En deuxième lieu, si le requérant soutient que la décision attaquée méconnaît les dispositions de l’article L. 611-1 du code de l’entrée et du séjour des étrangers et du droit d’asile, lesquelles visent les hypothèses dans lesquelles l’autorité administrative peut obliger un étranger à quitter le territoire français et ne sont pas relatives à la protection du droit à l’éducation comme le soutient le requérant, par suite, M. B... ne peut utilement invoquer à ce titre les dispositions de l’article L. 611-1 du code de l’entrée et du séjour des étrangers et du droit d’asile.

En troisième lieu, il n’est pas contesté par le requérant que sa demande de renouvellement de titre de séjour a fait l’objet d’un refus devenu définitif après rejet de sa requête par le tribunal administratif de Nîmes au motif qu’il ne justifiait pas du caractère réel et sérieux de ses études.
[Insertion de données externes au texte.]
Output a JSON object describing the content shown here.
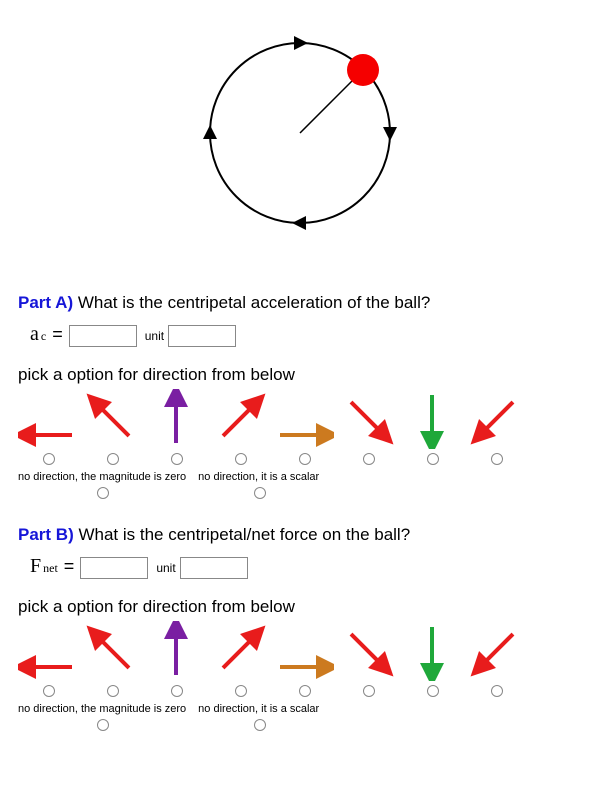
{
  "diagram": {
    "alt": "Ball on circular path with radius line, clockwise motion arrows"
  },
  "partA": {
    "label": "Part A)",
    "question": "What is the centripetal acceleration of the ball?",
    "symbol": "a",
    "subscript": "c",
    "equals": "=",
    "value": "",
    "unit_label": "unit",
    "unit_value": "",
    "dir_prompt": "pick a option for direction from below",
    "text_option_1": "no direction, the magnitude is zero",
    "text_option_2": "no direction, it is a scalar"
  },
  "partB": {
    "label": "Part B)",
    "question": "What is the centripetal/net force on the ball?",
    "symbol": "F",
    "subscript": "net",
    "equals": "=",
    "value": "",
    "unit_label": "unit",
    "unit_value": "",
    "dir_prompt": "pick a option for direction from below",
    "text_option_1": "no direction, the magnitude is zero",
    "text_option_2": "no direction, it is a scalar"
  },
  "arrows": [
    {
      "name": "left",
      "color": "#e81c1c",
      "tall": false
    },
    {
      "name": "up-left",
      "color": "#e81c1c",
      "tall": true
    },
    {
      "name": "up",
      "color": "#7a1fa2",
      "tall": true
    },
    {
      "name": "up-right",
      "color": "#e81c1c",
      "tall": true
    },
    {
      "name": "right",
      "color": "#cc7a1f",
      "tall": false
    },
    {
      "name": "down-right",
      "color": "#e81c1c",
      "tall": true
    },
    {
      "name": "down",
      "color": "#1fa83a",
      "tall": true
    },
    {
      "name": "down-left",
      "color": "#e81c1c",
      "tall": true
    }
  ]
}
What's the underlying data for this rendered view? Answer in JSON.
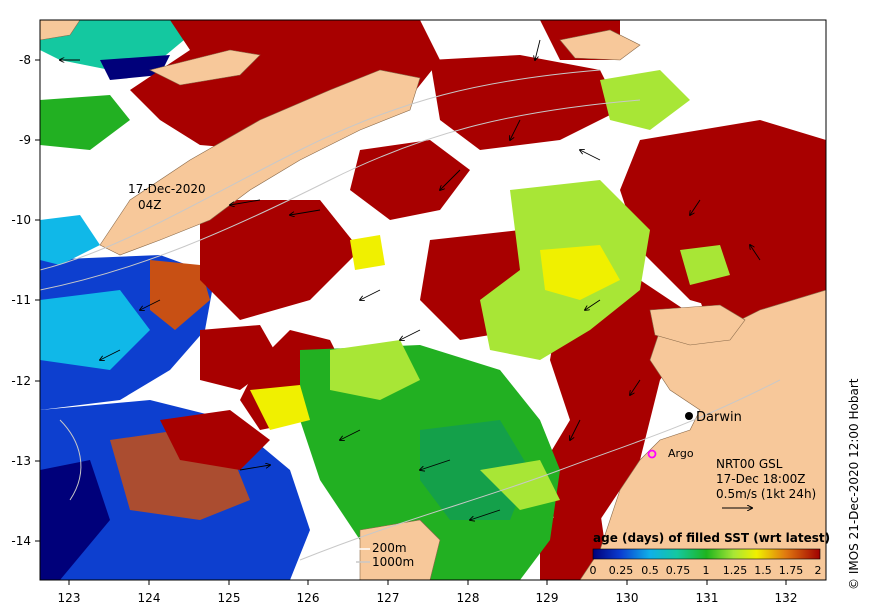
{
  "map": {
    "lon_ticks": [
      "123",
      "124",
      "125",
      "126",
      "127",
      "128",
      "129",
      "130",
      "131",
      "132"
    ],
    "lat_ticks": [
      "-8",
      "-9",
      "-10",
      "-11",
      "-12",
      "-13",
      "-14"
    ],
    "pass_label_line1": "17-Dec-2020",
    "pass_label_line2": "04Z",
    "city_label": "Darwin",
    "argo_label": "Argo",
    "current_info": {
      "line1": "NRT00 GSL",
      "line2": "17-Dec 18:00Z",
      "line3": "0.5m/s (1kt 24h)"
    },
    "depth_legend": {
      "line1": "200m",
      "line2": "1000m"
    },
    "colorbar": {
      "title": "age (days) of filled SST (wrt latest)",
      "ticks": [
        "0",
        "0.25",
        "0.5",
        "0.75",
        "1",
        "1.25",
        "1.5",
        "1.75",
        "2"
      ]
    },
    "credit": "© IMOS 21-Dec-2020 12:00 Hobart",
    "colors": {
      "land": "#f7c89a",
      "recent": "#a80000",
      "green": "#22b022",
      "lime": "#a8e636",
      "yellow": "#f0f000",
      "blue": "#0d3fcf",
      "cyan": "#10b8e8",
      "orange": "#c85014",
      "argo": "#ff00ff"
    }
  }
}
Par suite, la circonstance que M. B... ait déposé une nouvelle demande de renouvellement de titre de séjour est sans incidence sur la légalité de la décision attaquée, laquelle se fonde sur la mesure d’éloignement dont il a fait l’objet le 11 mai 2025.

Il résulte de ce qui précède que les conclusions de M. B..., à fin d’annulation de la décision l’assignant à résidence, ne peuvent qu’être rejetées.



D E C I D E :


Article 1er : La requête de M. B... est rejetée.








Article 2 : Le présent jugement sera notifié à M. A... B... et au préfet du Nord.

Copie en sera adressée pour information au ministre de l’intérieur.

Rendu public par mise à disposition au greffe le 15 décembre 2025.



La magistrate désignée,
Signé :
L. Lepers Delepierre

La greffière,

Signé :
V. Lesceux




La République mande et ordonne au préfet du Nord en ce qui le concerne ou à tous commissaires de justice à ce requis en ce qui concerne les voies de droit commun, contre les parties privées, de pourvoir à l'exécution de pourvoir à l'exécution de la présente décision.